6Закаты над Карбидной Пустошью, при всем их великолепии, внезапны и быстротечны. А включенные фары могли навлечь на меня любопытство опричников, случись те поблизости. Правда, Фобос, будучи на полпути к зениту, уже обозначился на западе неровным серпиком, изъявляя благое намерение заменить Солнце. Но водить свою тачку и при этом ориентироваться на Пустоши при свете даже полного Фобоса мог только сам Мефодий. Мне же оставалось полагаться на компас и твердость рук.
Поэтому я не стал любоваться закатом и гнал турбокар на запад-юго-запад, упрямо не обращая внимания на бесновато-переливчатые сполохи света справа по курсу. Только единожды я оглянулся назад, на трехглавую Колдун-Гору, пока самый высокий пик ее, Северный Шлем, не пропал во тьме.
Мне нравилось отстраненное (и действительно колдовское) сияние Колдуна на закате – полуметаллическое-полуледяное. Он как бы противостоял буро-багровым сполохам и, обессиленный, сам угасал лишь с последней зарницей. Устало уходил в ничто, в черноту, в ту самую тьму, что и весь окружающий мир, но уходил по своей, недоступной для смертного мира, дороге – не по красной, кипящей тропинке спектра, а по фиолетовой, ледяной. Там, в той черноте, где встречаются две бесконечности, Колдун соединялся с миром и вновь возникал на рассвете, Черной, очерченной алым трезубой громадой возвышался над небом Марьина Оврага. Не в небе, а над.
Марьин Овраг (долина Маринер) издавна был и остался единственной обитаемой областью Марса. Его полмиллиона квадратных верст с двумя душами (в среднем) на каждой вытянулись почти на четверть экватора. Колдун-Гора обосновалась в самой широкой части этой царапины, где от стенки до стенки было без малого двести верст, и своими отрогами, перегородившими Марьин Овраг, образовала естественную границу между графством Марсо-Фриско и СМГ.
Она была так высока, что двумя их трех своих пиков насквозь пронзала верхний, коллоидный слой атмосферы, а Северный Шлем был лишь на полверсты ниже края Оврага. С точки же зрения альпинизма, это была не гора, а торчащее недоразумение: пятитысячник, если считать от подошвы, и вершина с отрицательной высотой от среднего уровня поверхности планеты.
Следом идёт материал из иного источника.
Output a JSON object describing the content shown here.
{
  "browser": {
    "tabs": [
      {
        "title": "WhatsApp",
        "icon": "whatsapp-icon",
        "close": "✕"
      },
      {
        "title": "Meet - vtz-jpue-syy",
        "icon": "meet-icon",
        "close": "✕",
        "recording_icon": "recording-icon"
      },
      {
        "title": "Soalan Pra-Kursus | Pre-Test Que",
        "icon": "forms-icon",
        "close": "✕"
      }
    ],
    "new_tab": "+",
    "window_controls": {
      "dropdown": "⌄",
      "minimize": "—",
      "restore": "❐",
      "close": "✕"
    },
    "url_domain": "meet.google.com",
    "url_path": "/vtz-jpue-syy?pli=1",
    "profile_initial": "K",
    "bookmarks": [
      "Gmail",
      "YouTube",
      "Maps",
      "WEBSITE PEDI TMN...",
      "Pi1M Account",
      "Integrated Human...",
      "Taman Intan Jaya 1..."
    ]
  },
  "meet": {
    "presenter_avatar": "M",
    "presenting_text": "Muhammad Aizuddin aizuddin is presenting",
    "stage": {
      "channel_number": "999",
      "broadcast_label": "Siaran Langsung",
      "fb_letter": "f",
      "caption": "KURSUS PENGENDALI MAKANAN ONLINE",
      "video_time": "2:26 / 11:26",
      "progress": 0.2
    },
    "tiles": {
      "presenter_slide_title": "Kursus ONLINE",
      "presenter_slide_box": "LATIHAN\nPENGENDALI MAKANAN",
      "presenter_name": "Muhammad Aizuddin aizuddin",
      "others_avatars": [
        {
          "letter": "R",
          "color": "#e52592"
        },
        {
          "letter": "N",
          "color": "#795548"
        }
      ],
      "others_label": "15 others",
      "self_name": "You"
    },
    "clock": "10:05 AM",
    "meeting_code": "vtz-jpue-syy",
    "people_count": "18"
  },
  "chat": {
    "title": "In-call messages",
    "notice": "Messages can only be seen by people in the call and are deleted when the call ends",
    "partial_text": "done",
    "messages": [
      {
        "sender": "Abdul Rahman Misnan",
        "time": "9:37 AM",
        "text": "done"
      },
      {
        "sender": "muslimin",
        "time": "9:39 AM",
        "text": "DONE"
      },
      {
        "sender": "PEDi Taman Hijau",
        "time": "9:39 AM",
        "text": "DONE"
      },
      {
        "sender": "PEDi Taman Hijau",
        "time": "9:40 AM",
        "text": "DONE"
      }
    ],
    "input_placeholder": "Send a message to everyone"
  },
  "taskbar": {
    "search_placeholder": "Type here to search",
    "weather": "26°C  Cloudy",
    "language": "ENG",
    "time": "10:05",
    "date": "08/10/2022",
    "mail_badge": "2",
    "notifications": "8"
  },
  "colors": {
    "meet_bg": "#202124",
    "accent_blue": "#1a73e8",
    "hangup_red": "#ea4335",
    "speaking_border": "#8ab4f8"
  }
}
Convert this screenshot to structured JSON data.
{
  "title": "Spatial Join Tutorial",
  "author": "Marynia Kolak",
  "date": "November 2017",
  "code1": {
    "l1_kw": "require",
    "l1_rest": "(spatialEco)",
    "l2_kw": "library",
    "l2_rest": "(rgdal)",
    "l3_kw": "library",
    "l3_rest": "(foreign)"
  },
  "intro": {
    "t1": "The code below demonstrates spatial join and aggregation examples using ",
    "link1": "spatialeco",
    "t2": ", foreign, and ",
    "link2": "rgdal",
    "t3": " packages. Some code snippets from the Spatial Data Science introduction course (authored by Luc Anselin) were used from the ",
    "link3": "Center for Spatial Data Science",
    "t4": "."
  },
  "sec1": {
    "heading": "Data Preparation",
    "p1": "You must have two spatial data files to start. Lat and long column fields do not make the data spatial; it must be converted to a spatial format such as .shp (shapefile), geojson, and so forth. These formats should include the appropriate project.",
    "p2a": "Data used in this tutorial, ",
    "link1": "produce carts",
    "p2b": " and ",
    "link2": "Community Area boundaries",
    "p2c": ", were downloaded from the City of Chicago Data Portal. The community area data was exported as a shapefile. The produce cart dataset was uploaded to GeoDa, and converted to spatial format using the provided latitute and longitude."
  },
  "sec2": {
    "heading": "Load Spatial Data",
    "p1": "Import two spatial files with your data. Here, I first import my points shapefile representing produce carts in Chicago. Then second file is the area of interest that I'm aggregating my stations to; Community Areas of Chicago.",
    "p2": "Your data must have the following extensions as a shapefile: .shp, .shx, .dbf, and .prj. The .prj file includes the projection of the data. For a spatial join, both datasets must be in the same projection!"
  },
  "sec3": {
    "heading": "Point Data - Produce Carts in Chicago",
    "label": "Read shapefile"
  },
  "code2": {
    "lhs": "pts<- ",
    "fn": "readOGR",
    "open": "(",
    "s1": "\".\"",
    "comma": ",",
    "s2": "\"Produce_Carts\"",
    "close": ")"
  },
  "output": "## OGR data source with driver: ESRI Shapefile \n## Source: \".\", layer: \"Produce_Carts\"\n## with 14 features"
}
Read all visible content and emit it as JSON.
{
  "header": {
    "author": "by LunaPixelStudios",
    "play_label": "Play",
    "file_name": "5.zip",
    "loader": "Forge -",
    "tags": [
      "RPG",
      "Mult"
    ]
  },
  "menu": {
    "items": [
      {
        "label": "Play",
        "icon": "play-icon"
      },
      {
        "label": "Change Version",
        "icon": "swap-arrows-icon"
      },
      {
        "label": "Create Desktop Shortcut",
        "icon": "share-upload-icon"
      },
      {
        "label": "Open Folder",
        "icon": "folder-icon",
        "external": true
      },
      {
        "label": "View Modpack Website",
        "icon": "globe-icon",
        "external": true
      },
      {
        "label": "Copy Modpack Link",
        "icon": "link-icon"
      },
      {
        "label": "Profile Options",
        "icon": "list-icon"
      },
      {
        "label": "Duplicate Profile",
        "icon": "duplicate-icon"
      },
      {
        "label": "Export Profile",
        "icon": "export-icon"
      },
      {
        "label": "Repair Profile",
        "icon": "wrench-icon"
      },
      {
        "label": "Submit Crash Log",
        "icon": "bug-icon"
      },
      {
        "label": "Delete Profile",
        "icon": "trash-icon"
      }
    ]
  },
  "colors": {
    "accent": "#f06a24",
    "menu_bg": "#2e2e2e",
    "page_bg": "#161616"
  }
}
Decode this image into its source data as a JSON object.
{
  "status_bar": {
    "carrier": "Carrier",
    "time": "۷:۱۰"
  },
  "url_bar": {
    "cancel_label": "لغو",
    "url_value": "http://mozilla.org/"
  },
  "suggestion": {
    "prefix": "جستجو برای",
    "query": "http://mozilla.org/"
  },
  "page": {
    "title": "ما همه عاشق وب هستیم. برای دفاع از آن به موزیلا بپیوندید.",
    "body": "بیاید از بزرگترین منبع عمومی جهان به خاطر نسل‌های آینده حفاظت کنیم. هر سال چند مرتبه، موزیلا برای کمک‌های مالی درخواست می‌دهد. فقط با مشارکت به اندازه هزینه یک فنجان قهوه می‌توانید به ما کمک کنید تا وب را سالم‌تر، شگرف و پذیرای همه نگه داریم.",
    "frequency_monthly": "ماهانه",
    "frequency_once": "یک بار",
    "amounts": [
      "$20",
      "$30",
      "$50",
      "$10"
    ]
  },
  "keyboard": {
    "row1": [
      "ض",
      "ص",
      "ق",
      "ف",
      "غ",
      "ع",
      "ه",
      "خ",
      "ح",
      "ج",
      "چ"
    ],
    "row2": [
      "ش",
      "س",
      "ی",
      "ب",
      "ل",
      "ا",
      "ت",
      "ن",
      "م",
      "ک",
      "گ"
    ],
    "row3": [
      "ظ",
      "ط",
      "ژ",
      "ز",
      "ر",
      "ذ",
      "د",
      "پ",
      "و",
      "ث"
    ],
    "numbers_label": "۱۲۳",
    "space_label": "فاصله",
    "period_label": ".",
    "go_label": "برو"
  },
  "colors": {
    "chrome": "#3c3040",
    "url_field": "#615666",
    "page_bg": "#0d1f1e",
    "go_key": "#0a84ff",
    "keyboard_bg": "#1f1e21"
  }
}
И в этом тоже была пренебрежительная Колдунова отстраненность: быть ниже среднего уровня, но возвышаться над миром, живым и смертным…
А может быть, Северный Шлем на закате просто напоминает мне Землю? Он голубой и высокий (но Земля – голубее и выше). Он недостижим для меня (но на Землю я все же вернусь!..). Он чем-то похож на мою планету – вот и все его колдовство. Правда, тогда непонятно, чем же он нравится коренным марсианам. Ведь во всем остальном наши вкусы не соприкасаются. Ни вкусы, ни взгляды, ни устремления.
Ну, какие могут быть воззрения и цели у живущих в канаве? Куда им стремиться, если не вон отсюда? И о чем тут мечтать, как не о том, что снаружи? Ан не тут-то было.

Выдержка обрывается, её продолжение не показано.